A Century of Women website launched to highlight NI's 'invisible' women
- Published
A website which highlights more than 60 women who shaped Northern Ireland in the 20th century has been launched.
Leading academics Dr Myrtle Hill, Dr Margaret Ward and Lynda Walker have compiled Acenturyofwomen.com, external.
The site includes biographies, photos and videos of women who contributed to the cultural, economic and political life from the 1900s to the 1990s.
The site was developed "in response to the general invisibility of women across historical narratives".
Women's Tec and Reclaim the Agenda received a Heritage Lottery Fund grant for £10,000 towards the project.
The earliest woman featured chronologically is the educationalist Margaret Byers, who founded Victoria College in Belfast and died in 1912.

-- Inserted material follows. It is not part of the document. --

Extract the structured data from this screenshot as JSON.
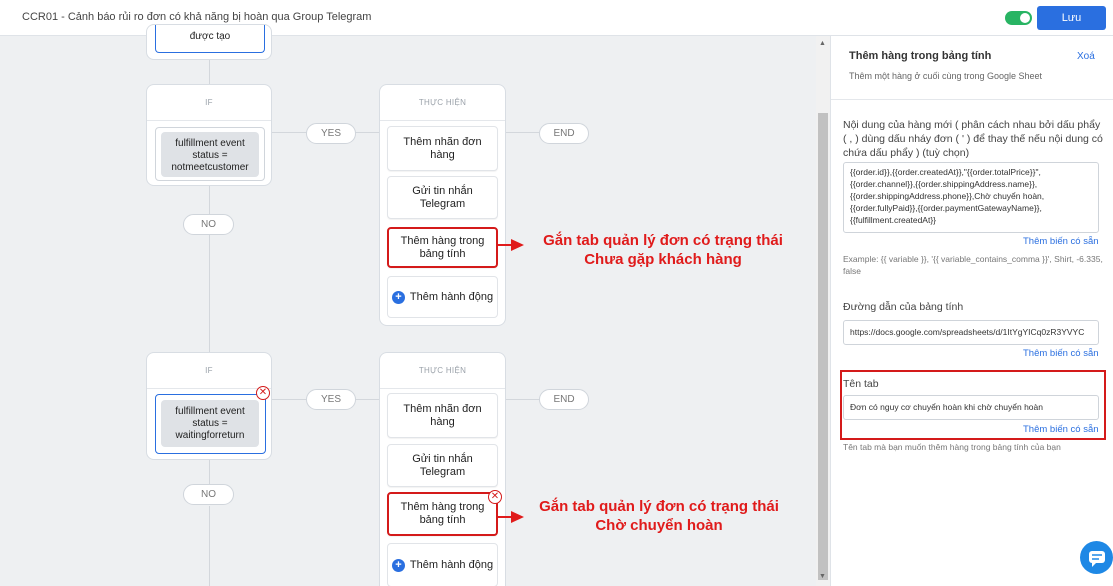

Many of the women profiled were involved in politics in Northern Ireland and beyond.
They range from former Irish President Mary McAleese, to Baroness May Blood and Professor Monica McWilliams, who led the Northern Ireland Women's Coalition.
Republicans like Bernadette Devlin and the IRA member Mairead Farrell, who was killed in Gibraltar in 1988, are also profiled.
Artists and writers featured include Helen Waddell, Alice Milligan and Rosamund Praeger, while there are also biographies of a number of trade unionists like Inez McCormick and Betty Sinclair.
Lynn Carvill from Women's Tec said the site was a "major undertaking".
"Women were invisible from the history books because history was written largely by men and we sought to change this," she said.
"The strong, independent women featured in a century of women have made a major impact on the lives of all of us."